Listening comes before learning.
This simple truth apparently eludes most modern academics. They instead distract themselves with new feel-good (feelings again) teaching paradigms, such as “outcome-based education,” and social engineering. As an example of the latter, Professor Toplansky writes, “Teaching staff are bombarded with ‘free panel discussions titled ‘Whose Schools? OUR Schools! Support for Educators Building Safe Spaces for Lesbian, Gay, Bisexual, Transgender, Queer, Inter-sex, Two-Spirit Native Americans and Gender Non-conforming Youth and their Peers through Pedagogy today.'” Or educators are told that “exams often are anxiety provoking” and that, consequently, “more on-task behavior and higher academic self-esteem” are necessary.

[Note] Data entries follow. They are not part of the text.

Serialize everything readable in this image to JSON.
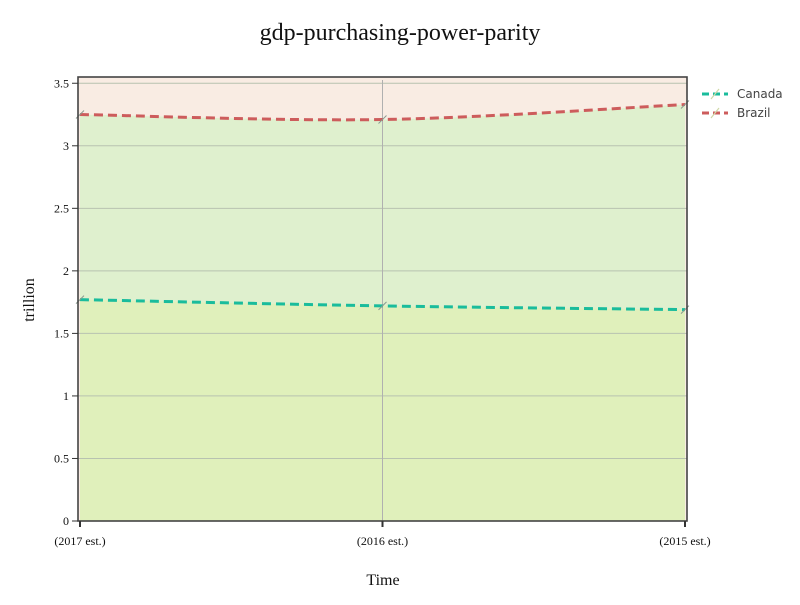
{
  "chart_data": {
    "type": "area",
    "title": "gdp-purchasing-power-parity",
    "xlabel": "Time",
    "ylabel": "trillion",
    "categories": [
      "(2017 est.)",
      "(2016 est.)",
      "(2015 est.)"
    ],
    "ylim": [
      0,
      3.55
    ],
    "yticks": [
      0,
      0.5,
      1,
      1.5,
      2,
      2.5,
      3,
      3.5
    ],
    "ytick_labels": [
      "0",
      "0.5",
      "1",
      "1.5",
      "2",
      "2.5",
      "3",
      "3.5"
    ],
    "grid": true,
    "legend_position": "top-right",
    "series": [
      {
        "name": "Canada",
        "values": [
          1.77,
          1.72,
          1.69
        ],
        "color": "#1abc9c",
        "fill": "#e0f0bb"
      },
      {
        "name": "Brazil",
        "values": [
          3.25,
          3.21,
          3.33
        ],
        "color": "#cd5c5c",
        "fill": "#dff0ce"
      }
    ],
    "plot_background": "#f9ece3"
  }
}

Teachers are also often heard saying, “We don’t’ just teach ‘facts’; we teach kids how to think” (no, they don’t). Of course, demeaning facts is understandable when you’re peddling fiction and avoiding the fact that schools today are often just waystations between daycare and prison or the public dole.
This educational degradation has gotten so bad that a famous octogenarian ex-college professor just proposed that we stop teaching algebra to American students because it’s too hard. And with China already producing 10 times as many scientists as we do, this certainly should help — ease America into a fourth-rate, Third World mishmash of easily ruled serfs.